Oxford Research has reveals how high blood glucose reprograms the metabolism of pancreatic beta-cells in diabetes, acting as a major causal factor of Type 2 diabetes. This is significant because glucose metabolites (chemicals produced when glucose is broken down by cells), rather than glucose itself, have been discovered to be key to the progression of Type 2 diabetes.
With diabetes, the pancreatic beta-cells do not release enough of the hormone insulin, which lowers blood glucose levels. This is because a glucose metabolite damages pancreatic beta-cell function. High blood glucose levels cause an increased rate of glucose metabolism in the beta-cell which leads to a metabolic bottleneck and the pooling of upstream metabolites.
Around 90 percent of global cases of diabetes are Type 2 diabetes (T2D). T2D normally presents in later adult life, and by the time of diagnosis, as much as 50 percent of beta cell function has been lost. In T2D, the beta-cells have a reduced insulin content and the coupling between glucose and insulin release is impaired.

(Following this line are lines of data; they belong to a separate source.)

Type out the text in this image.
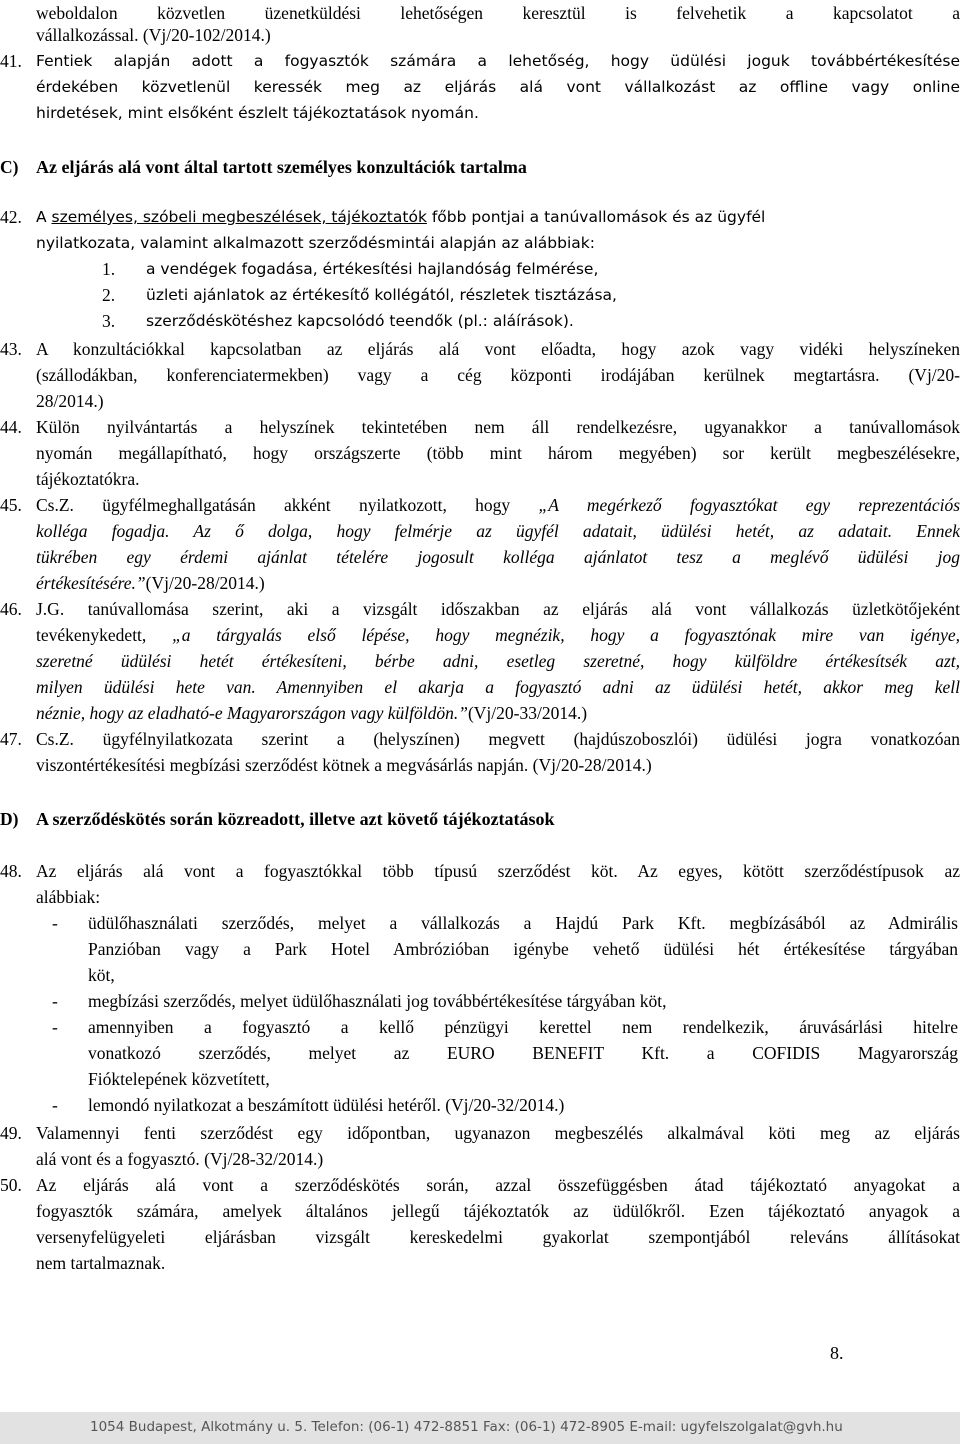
weboldalon közvetlen üzenetküldési lehetőségen keresztül is felvehetik a kapcsolatot a
vállalkozással. (Vj/20-102/2014.)
41. Fentiek alapján adott a fogyasztók számára a lehetőség, hogy üdülési joguk továbbértékesítése
érdekében közvetlenül keressék meg az eljárás alá vont vállalkozást az offline vagy online
hirdetések, mint elsőként észlelt tájékoztatások nyomán.
C) Az eljárás alá vont által tartott személyes konzultációk tartalma
42. A személyes, szóbeli megbeszélések, tájékoztatók főbb pontjai a tanúvallomások és az ügyfél
nyilatkozata, valamint alkalmazott szerződésmintái alapján az alábbiak:
1.	a vendégek fogadása, értékesítési hajlandóság felmérése,
2.	üzleti ajánlatok az értékesítő kollégától, részletek tisztázása,
3.	szerződéskötéshez kapcsolódó teendők (pl.: aláírások).
43. A konzultációkkal kapcsolatban az eljárás alá vont előadta, hogy azok vagy vidéki helyszíneken
(szállodákban, konferenciatermekben) vagy a cég központi irodájában kerülnek megtartásra. (Vj/20-
28/2014.)
44. Külön nyilvántartás a helyszínek tekintetében nem áll rendelkezésre, ugyanakkor a tanúvallomások
nyomán megállapítható, hogy országszerte (több mint három megyében) sor került megbeszélésekre,
tájékoztatókra.
45. Cs.Z. ügyfélmeghallgatásán akként nyilatkozott, hogy „A megérkező fogyasztókat egy reprezentációs
kollégа fogadja. Az ő dolga, hogy felmérje az ügyfél adatait, üdülési hetét, az adatait. Ennek
tükrében egy érdemi ajánlat tételére jogosult kolléga ajánlatot tesz a meglévő üdülési jog
értékesítésére.”(Vj/20-28/2014.)
46. J.G. tanúvallomása szerint, aki a vizsgált időszakban az eljárás alá vont vállalkozás üzletkötőjeként
tevékenykedett, „a tárgyalás első lépése, hogy megnézik, hogy a fogyasztónak mire van igénye,
szeretné üdülési hetét értékesíteni, bérbe adni, esetleg szeretné, hogy külföldre értékesítsék azt,
milyen üdülési hete van. Amennyiben el akarja a fogyasztó adni az üdülési hetét, akkor meg kell
néznie, hogy az eladható-e Magyarországon vagy külföldön.”(Vj/20-33/2014.)
47. Cs.Z. ügyfélnyilatkozata szerint a (helyszínen) megvett (hajdúszoboszlói) üdülési jogra vonatkozóan
viszontértékesítési megbízási szerződést kötnek a megvásárlás napján. (Vj/20-28/2014.)
D) A szerződéskötés során közreadott, illetve azt követő tájékoztatások
48. Az eljárás alá vont a fogyasztókkal több típusú szerződést köt. Az egyes, kötött szerződéstípusok az
alábbiak:
-	üdülőhasználati szerződés, melyet a vállalkozás a Hajdú Park Kft. megbízásából az Admirális
Panzióban vagy a Park Hotel Ambrózióban igénybe vehető üdülési hét értékesítése tárgyában
köt,
-	megbízási szerződés, melyet üdülőhasználati jog továbbértékesítése tárgyában köt,
-	amennyiben a fogyasztó a kellő pénzügyi kerettel nem rendelkezik, áruvásárlási hitelre
vonatkozó szerződés, melyet az EURO BENEFIT Kft. a COFIDIS Magyarország
Fióktelepének közvetített,
-	lemondó nyilatkozat a beszámított üdülési hetéről. (Vj/20-32/2014.)
49. Valamennyi fenti szerződést egy időpontban, ugyanazon megbeszélés alkalmával köti meg az eljárás
alá vont és a fogyasztó. (Vj/28-32/2014.)
50. Az eljárás alá vont a szerződéskötés során, azzal összefüggésben átad tájékoztató anyagokat a
fogyasztók számára, amelyek általános jellegű tájékoztatók az üdülőkről. Ezen tájékoztató anyagok a
versenyfelügyeleti eljárásban vizsgált kereskedelmi gyakorlat szempontjából releváns állításokat
nem tartalmaznak.
8.
1054 Budapest, Alkotmány u. 5. Telefon: (06-1) 472-8851 Fax: (06-1) 472-8905 E-mail: ugyfelszolgalat@gvh.hu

Scientists have previously established that chronically elevated blood sugar (hyperglycaemia) leads to a progressive decline in beta-cell function. Hyperglycaemia sets off a vicious spiral in which an increase in blood glucose leads to beta-cell damage and less insulin secretion – which causes an even greater increase in blood glucose and a further decline in beta-cell function. However, as to what exactly causes beta-cell failure in T2D has remained unclear.
The new study reveals how chronic hyperglycaemia causes beta-cell failure. This was demonstrated using both an animal model of diabetes and beta-cells cultured at high glucose. Both experiments showed that glucose metabolism, rather than glucose itself, is the factor that drives the failure of beta-cells to release insulin in T2D.
The significance of the research in terms of medical understanding is that by reducing the rate at which glucose is metabolised, and the rate at which these glucose metabolites build up, can prevent the effects of hyperglycaemia. This suggests a potential way in which the decline in beta-cell function in T2D might be slowed or prevented.
The researchers found that blocking an enzyme called glucokinase, which regulates the first step in glucose metabolism, holds the potential to prevent the gene changes taking place and maintain glucose-stimulated insulin secretion even in the presence of chronic hyperglycaemia. This is potentially a useful way to try to prevent beta-cell decline in diabetes.
The research appears in the journal Nature Communications, titled “Altered glycolysis triggers impaired mitochondrial metabolism and mTORC1 activation in diabetic β-cells”.